Anne-babaların, eğitimcilerin ve toplumun eğitim ve öğretimden beklediği sınava odaklı başarıdır. Bu yüzden var gücümüzle çocuğunuzun/öğrencimizin sınavlarda başarılı olmasını, emsallerine fark atmasını ve Türkiye derecesi yapmasını beklemektir. Bunun için okul derslerinin yanında her türlü ilave ders aldırma yoluna gidiyoruz. Sosyal hayattan çocuğu koparıyoruz, varsa-yoksa ders diyoruz. Her türlü imkanı sunduğumuz çocuğumuz için tabir yerindeyse saçımızı süpürge ediyoruz. Bu esnada ders çalışmanın dışında çocuğumuza hiçbir sorumluluk vermiyoruz. Bu durum ve bakış açısı şu ya da bu şekilde hepimizde var. Tüm yaptığımız çocuğumuzu hayattan kopararak kariyer yapmasını sağlamaktır. Beklenti bu şekilde. Hiçbirimiz çocuklarımızı hayata hazırlamıyoruz, mutlu olmanın yollarını öğretmiyoruz, azla yetinmeyi, aza kanaat etmeyi göstermiyoruz.
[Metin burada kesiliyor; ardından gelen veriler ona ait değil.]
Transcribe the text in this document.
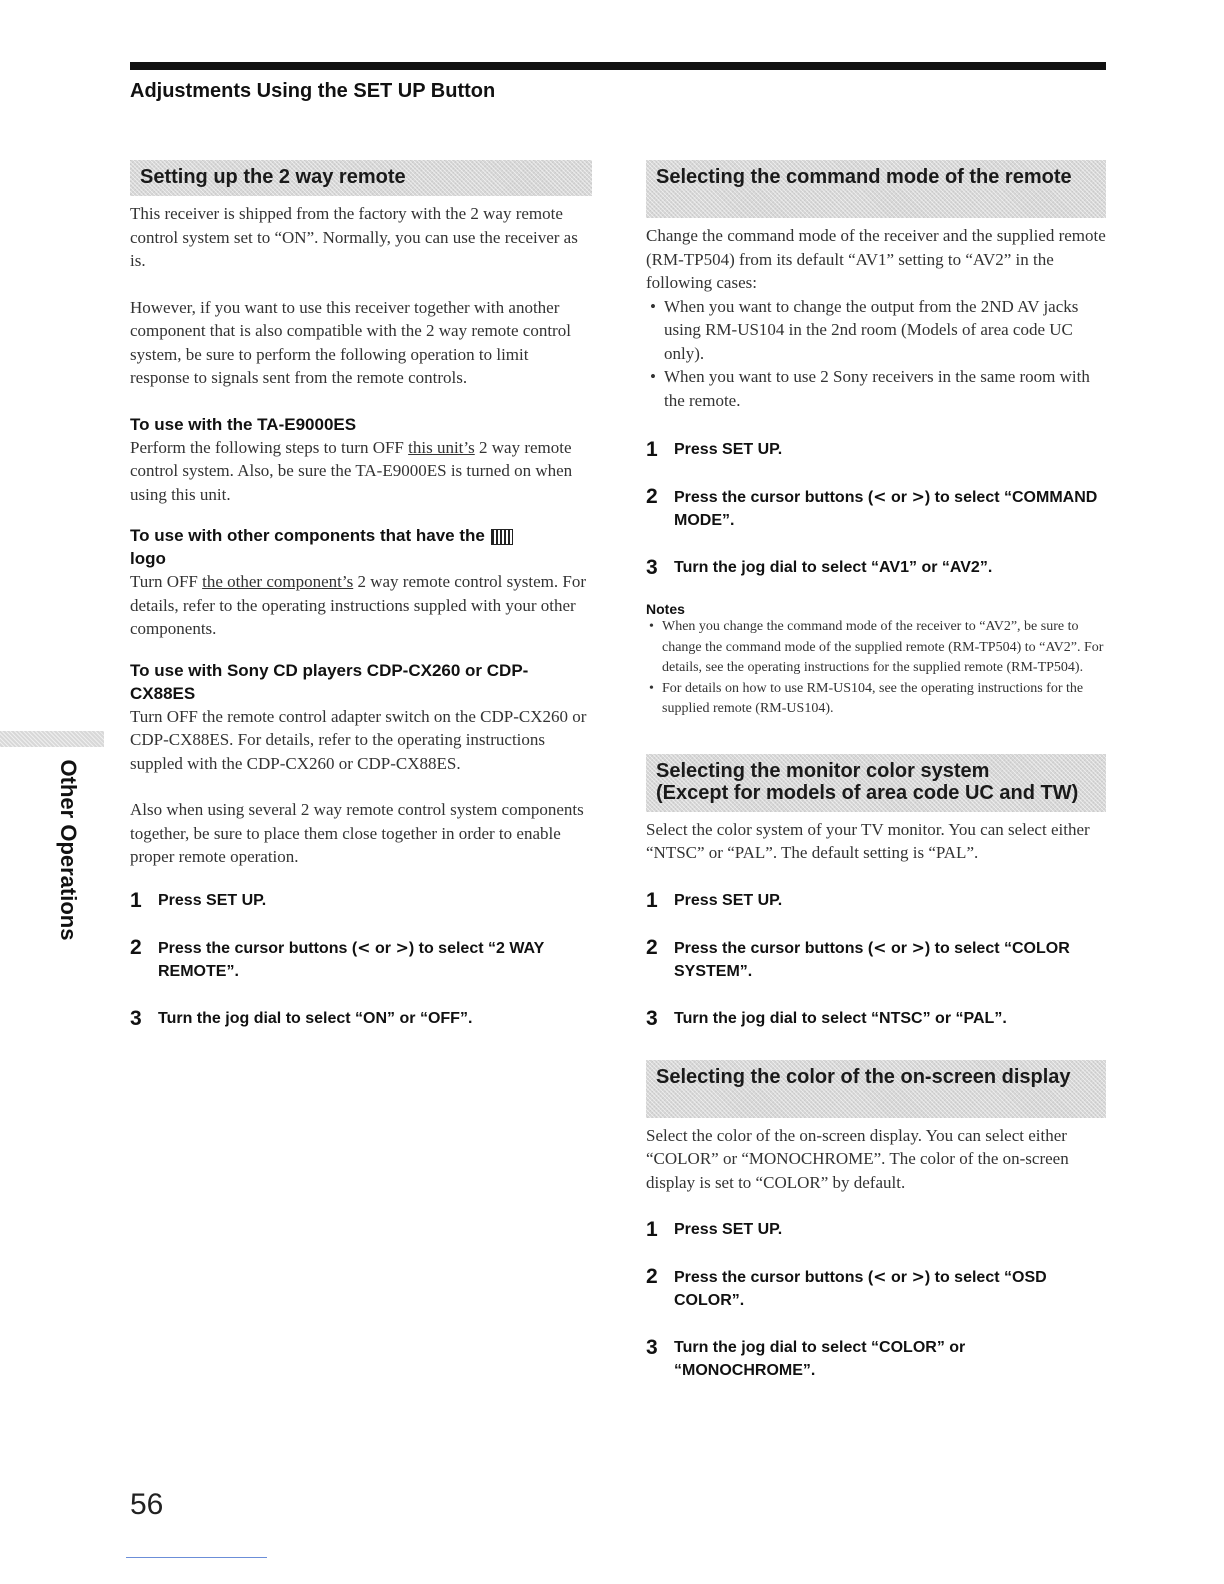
Adjustments Using the SET UP Button
Setting up the 2 way remote

This receiver is shipped from the factory with the 2 way remote control system set to “ON”. Normally, you can use the receiver as is.

However, if you want to use this receiver together with another component that is also compatible with the 2 way remote control system, be sure to perform the following operation to limit response to signals sent from the remote controls.

To use with the TA-E9000ES

Perform the following steps to turn OFF this unit’s 2 way remote control system. Also, be sure the TA-E9000ES is turned on when using this unit.

To use with other components that have the
logo

Turn OFF the other component’s 2 way remote control system. For details, refer to the operating instructions suppled with your other components.

To use with Sony CD players CDP-CX260 or CDP-CX88ES

Turn OFF the remote control adapter switch on the CDP-CX260 or CDP-CX88ES. For details, refer to the operating instructions suppled with the CDP-CX260 or CDP-CX88ES.

Also when using several 2 way remote control system components together, be sure to place them close together in order to enable proper remote operation.

1	Press SET UP.
2	Press the cursor buttons (< or >) to select “2 WAY REMOTE”.
3	Turn the jog dial to select “ON” or “OFF”.
Selecting the command mode of the remote

Change the command mode of the receiver and the supplied remote (RM-TP504) from its default “AV1” setting to “AV2” in the following cases:

• When you want to change the output from the 2ND AV jacks using RM-US104 in the 2nd room (Models of area code UC only).
• When you want to use 2 Sony receivers in the same room with the remote.
1	Press SET UP.
2	Press the cursor buttons (< or >) to select “COMMAND MODE”.
3	Turn the jog dial to select “AV1” or “AV2”.

Notes

• When you change the command mode of the receiver to “AV2”, be sure to change the command mode of the supplied remote (RM-TP504) to “AV2”. For details, see the operating instructions for the supplied remote (RM-TP504).
• For details on how to use RM-US104, see the operating instructions for the supplied remote (RM-US104).
Selecting the monitor color system
(Except for models of area code UC and TW)

Select the color system of your TV monitor. You can select either “NTSC” or “PAL”. The default setting is “PAL”.

1	Press SET UP.
2	Press the cursor buttons (< or >) to select “COLOR SYSTEM”.
3	Turn the jog dial to select “NTSC” or “PAL”.
Selecting the color of the on-screen display

Select the color of the on-screen display. You can select either “COLOR” or “MONOCHROME”. The color of the on-screen display is set to “COLOR” by default.

1	Press SET UP.
2	Press the cursor buttons (< or >) to select “OSD COLOR”.
3	Turn the jog dial to select “COLOR” or “MONOCHROME”.
Other Operations
56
Hayatın acı yönleri ile karşılaştırarak pişmesini istemiyoruz. Halbuki tabiatta her şey zıddıyla kaimdir. Acı olmadan, acıyı tanımadan tatlıyı bilemeyiz.

Eğitim ve öğretim boyunca hep başarılı olan insanların çoğunun mutlu olmadıkları bilinmektedir. Nasıl ki para tek başına mutluluk getirmezse, tek başına kariyer de insana mutluluk getirmiyor. Araştırma şirketi Gallup'un araştırmasına göre bu ülke insanı mutsuzlukta dünyanın üçüncü ülkesi imiş. İşte hali pürmelalimiz bu. Varın gerisini siz düşünün. Fazla bir şey söylemeden kariyer yapmış, mesleğinin zirvesine çıkmış birisinin anlattıklarını değerli eğitimci Selçuk Karaman'ın kaleminden okuyalım:

"Hep başarı odaklı idim. Bu durum beni her zaman hırslandırıyordu. Daima ilk sıralarda olmak, arkadaşların bana gıpta ile bakması, kızların benimle daha çok konuşmak istemesi hoşuma gidiyordu ve bu yüzden günde 5-6 saat uyuyor geri kalan zamanımda hep ders çalışıyordum.

Sonunda ÖYS'de (geçen yıl ki adıyla LYS) Türkiye'de ilk 500'e girip Hacettepe Üniversitesi Tıp Fakültesini kazandım, bitirdim ve Amerika'da uzmanlığımı pekiştirerek ülkeme döndüm.

Artık hedeflediğim tüm başarılara ulaşmıştım. Kariyer vardı, şöhret vardı, istemediğim kadar param vardı ama bir şeyim eksikti, mutlu değildim.

İçimdeki boşluğu ders, hırs, para, başarı ve şöhretle doldurmuş, mutluluğa yer kalmamıştı. O da istenmediği yerde durmamış  koyup gitmişti

Şu anki aklım olsa idi zamanımı mutluluğa ayırır geri kalan zamanımda ders çalışır, hangi meslek nasipse onu olurdum.

Ailem, öğretmenlerim bana başarıyı öğretmiş ama mutlu olmayı  öğretmeyi unutmuşlardı.

Parası, ünü, şöhreti  ve başarısı olan bir hekim, asgari ücretli ve 5 çocuklu mutlu bir aileye özenir mi?